A pattern of warm and dry winters in the West, paired with frigid conditions in the East, has become more frequent since 1980, a trend that reflects the influence of global warming on the atmosphere in the Northern Hemisphere.
The pattern, described in a new study in the journal Atmospheres as a "North American winter temperature dipole," has been costly, including a multi-year drought in California and economically disruptive snowstorms in the Northeast, according to the scientists who analyzed climate trends in North America.
"Our historical analysis finds robust changes in the warm-West/cool-East pattern over North America within the last 35 years, " the authors wrote. "We show that the observed positive trend in the warm-West/cool-East events is attributable to historical anthropogenic emissions including greenhouse gases."
The trend will continue the rest of this century but then level off, as the East becomes too warm for extreme winter conditions, said Stanford University climate scientist Noah Diffenbaugh, one of the study's co-authors.

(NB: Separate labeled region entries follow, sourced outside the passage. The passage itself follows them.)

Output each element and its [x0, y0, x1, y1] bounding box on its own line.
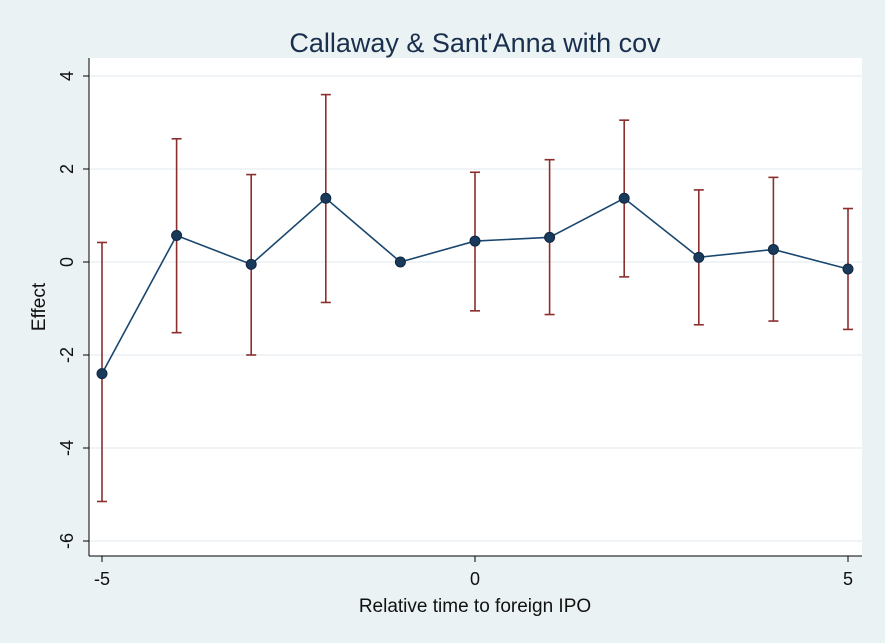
y-tick-label: -2	[57, 347, 77, 363]
x-axis-title: Relative time to foreign IPO	[359, 596, 591, 617]
data-point	[767, 243, 779, 255]
y-tick-label: 0	[57, 257, 77, 267]
data-point	[96, 368, 108, 380]
y-tick-label: -6	[57, 533, 77, 549]
y-axis-title: Effect	[29, 282, 50, 331]
data-point	[618, 192, 630, 204]
x-tick-label: 5	[843, 569, 853, 589]
chart-title: Callaway & Sant'Anna with cov	[289, 28, 661, 58]
x-tick-label: -5	[94, 569, 110, 589]
data-point	[394, 256, 406, 268]
axis-ticks: -6 -4 -2 0 2 4 -5 0 5	[57, 71, 853, 589]
data-point	[693, 251, 705, 263]
data-points	[96, 192, 854, 380]
data-point	[320, 192, 332, 204]
data-point	[245, 258, 257, 270]
data-point	[544, 231, 556, 243]
x-tick-label: 0	[470, 569, 480, 589]
y-tick-label: 2	[57, 164, 77, 174]
y-tick-label: 4	[57, 71, 77, 81]
data-point	[171, 229, 183, 241]
data-point	[469, 235, 481, 247]
y-tick-label: -4	[57, 440, 77, 456]
data-point	[842, 263, 854, 275]
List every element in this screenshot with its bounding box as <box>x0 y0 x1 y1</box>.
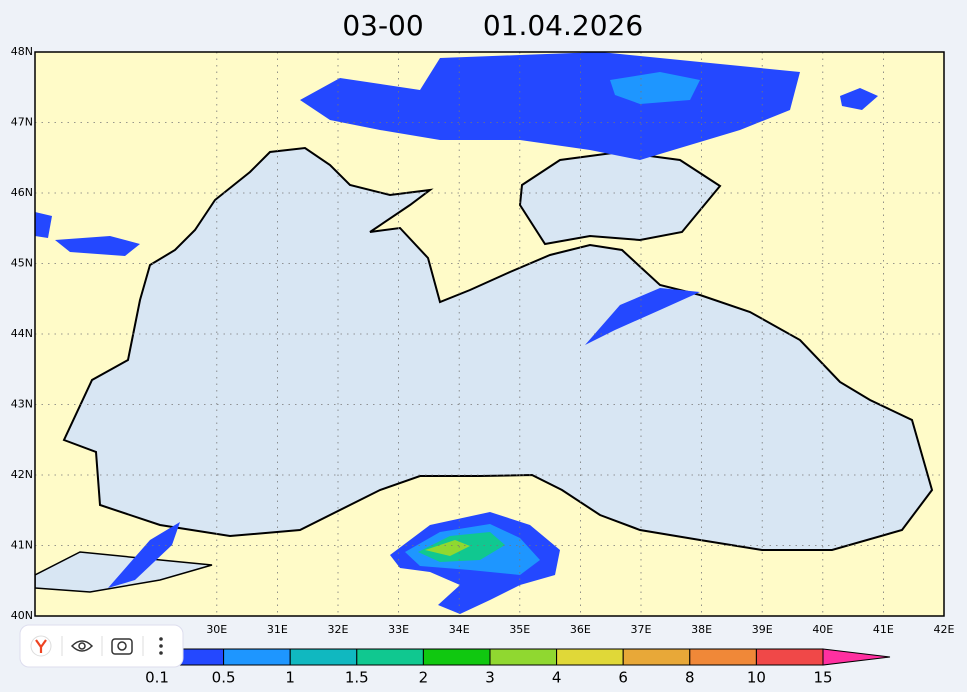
precip-area <box>55 236 140 256</box>
black-sea <box>62 146 934 551</box>
lon-tick-label: 38E <box>691 623 712 636</box>
legend-swatch <box>356 648 424 666</box>
camera-icon[interactable] <box>111 638 133 655</box>
lon-tick-label: 30E <box>206 623 227 636</box>
lat-tick-label: 42N <box>11 468 33 481</box>
precip-area <box>610 72 700 104</box>
lat-tick-label: 47N <box>11 116 33 129</box>
lon-tick-label: 31E <box>267 623 288 636</box>
map-frame <box>34 51 945 617</box>
lat-tick-label: 44N <box>11 327 33 340</box>
legend-swatch <box>556 648 624 666</box>
eye-pupil <box>78 642 86 650</box>
browser-logo <box>35 639 47 653</box>
legend-swatch <box>223 648 291 666</box>
lon-tick-label: 34E <box>449 623 470 636</box>
lat-tick-label: 43N <box>11 398 33 411</box>
lat-tick-label: 40N <box>11 609 33 622</box>
map-title: 03-00 <box>342 9 423 42</box>
legend-swatch <box>422 648 491 666</box>
sea-of-azov <box>518 150 722 246</box>
legend-swatch <box>622 648 691 666</box>
legend-level-label: 6 <box>618 669 628 687</box>
legend-level-label: 0.5 <box>212 669 236 687</box>
lat-tick-label: 45N <box>11 257 33 270</box>
legend-swatch <box>289 648 358 666</box>
legend-level-label: 2 <box>419 669 429 687</box>
precip-area <box>425 540 470 556</box>
legend-level-label: 1.5 <box>345 669 369 687</box>
lon-tick-label: 32E <box>328 623 349 636</box>
legend-level-label: 3 <box>485 669 495 687</box>
legend-swatch <box>689 648 757 666</box>
lon-tick-label: 42E <box>934 623 955 636</box>
lon-tick-label: 39E <box>752 623 773 636</box>
legend-level-label: 8 <box>685 669 695 687</box>
legend-swatch <box>489 648 558 666</box>
menu-icon[interactable] <box>159 637 163 655</box>
map-date: 01.04.2026 <box>483 9 643 42</box>
precip-area <box>108 522 180 588</box>
precip-area <box>840 88 878 110</box>
precip-area <box>585 288 700 345</box>
toolbar[interactable] <box>19 624 184 668</box>
lon-tick-label: 35E <box>509 623 530 636</box>
lat-tick-label: 46N <box>11 186 33 199</box>
camera-lens <box>117 641 127 651</box>
lon-tick-label: 41E <box>873 623 894 636</box>
lon-tick-label: 36E <box>570 623 591 636</box>
lon-tick-label: 37E <box>631 623 652 636</box>
legend-level-label: 0.1 <box>145 669 169 687</box>
lat-tick-label: 41N <box>11 539 33 552</box>
eye-icon[interactable] <box>70 640 94 652</box>
precip-area <box>35 212 52 238</box>
legend-arrow <box>822 648 891 666</box>
lon-tick-label: 33E <box>388 623 409 636</box>
lat-tick-label: 48N <box>11 45 33 58</box>
legend-swatch <box>755 648 824 666</box>
lon-tick-label: 40E <box>812 623 833 636</box>
map-area <box>35 52 944 616</box>
legend-level-label: 15 <box>813 669 832 687</box>
legend-level-label: 1 <box>285 669 295 687</box>
legend-level-label: 4 <box>552 669 562 687</box>
legend-level-label: 10 <box>747 669 766 687</box>
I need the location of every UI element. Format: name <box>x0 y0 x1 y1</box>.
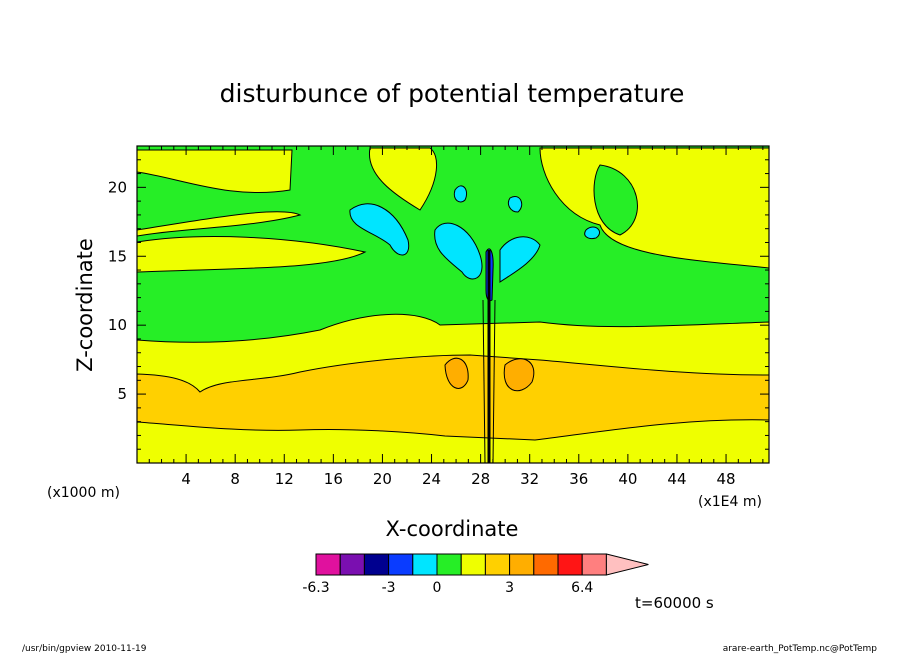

The past two years—Earth's warmest years on record—brought the greatest East-West temperature contrasts in the observational record. The coolest Eastern winter on record and the warmest Western winters since at least 1980 have all been recorded since 2013, the study found.
After establishing the increasing frequency of the warm-West, cold-East pattern, the scientists used a global climate model to determine that the probability of that increases with the rise of heat-trapping greenhouse gas emissions.
The research, which involved scientists from Stanford, Columbia University and NASA, adds to a growing body of work that links the buildup of greenhouse gases with major changes in atmospheric circulation. A subset of the same research group published a study in the journal Science Advances last April showing "statistically significant changes in the occurrence of atmospheric patterns associated with seasonal precipitation and temperature extremes."
Many recent studies suggest the meltdown of the Arctic ice cap is at least partly driving the changes.
"I think this is becoming increasingly apparent from the balance of available evidence," said University of Sheffield climate researcher Edward Hanna, who has published a study on how those changes are affecting northern Europe. Amplified warming in the Arctic has changed the pressure balance of air masses at high latitudes, which can affect the jet stream, "at times making it weaker and more meandering," said Hanna, who was not involved in the recent study. That, he said, steers weather patterns like the warm-West/cold-East phenomenon.
Hanna said the findings by Diffenbaugh corroborate his research that found an increase in a "blocking" weather pattern over Greenland that can lead to wet weather extremes in England. But Hanna cautioned that most of the data comes from the past few decades and in addition to the Arctic meltdown, changes in the tropics and natural variability are probably also factors in the complex climate equation. That means there is not yet a smoking gun to link Arctic melting with extreme weather, but the circumstantial evidence is growing. "Ten years more data in a strongly warming climate will help," he said.
During that time, many researchers will be trying to figure out if these patterns will be more persistent. If they are caused by the Arctic warmup, they should continue, said Rutgers University scientist Jennifer Francis, who has been investigating the link between dwindling Arctic ice and changes in the climate of the Northern Hemisphere.
Francis said several recent papers have shown that ice loss in the Barents and Kara seas influences the climate in Asia. "It's turning out to be a pretty solid link. When sea ice is reduced in those areas, it leads to very cold winters in central Asia," she said.
Other studies suggest a weakening of the jet stream in summer over the continents of the Northern Hemisphere has led to weaker surface winds and stagnant weather patterns, resulting in floods, droughts and heat waves, she added. For example, devastating floods in the Balkans have been attributed to a slowdown in the jet stream by scientists from the Potsdam Institute for Climate Impact.
"We're in this new world that's much much warmer with much less sea ice and that's changing the way the atmosphere behaves," said Francis. "It's an interesting time to be studying this, but the bad news is, we're watching this planet fall apart."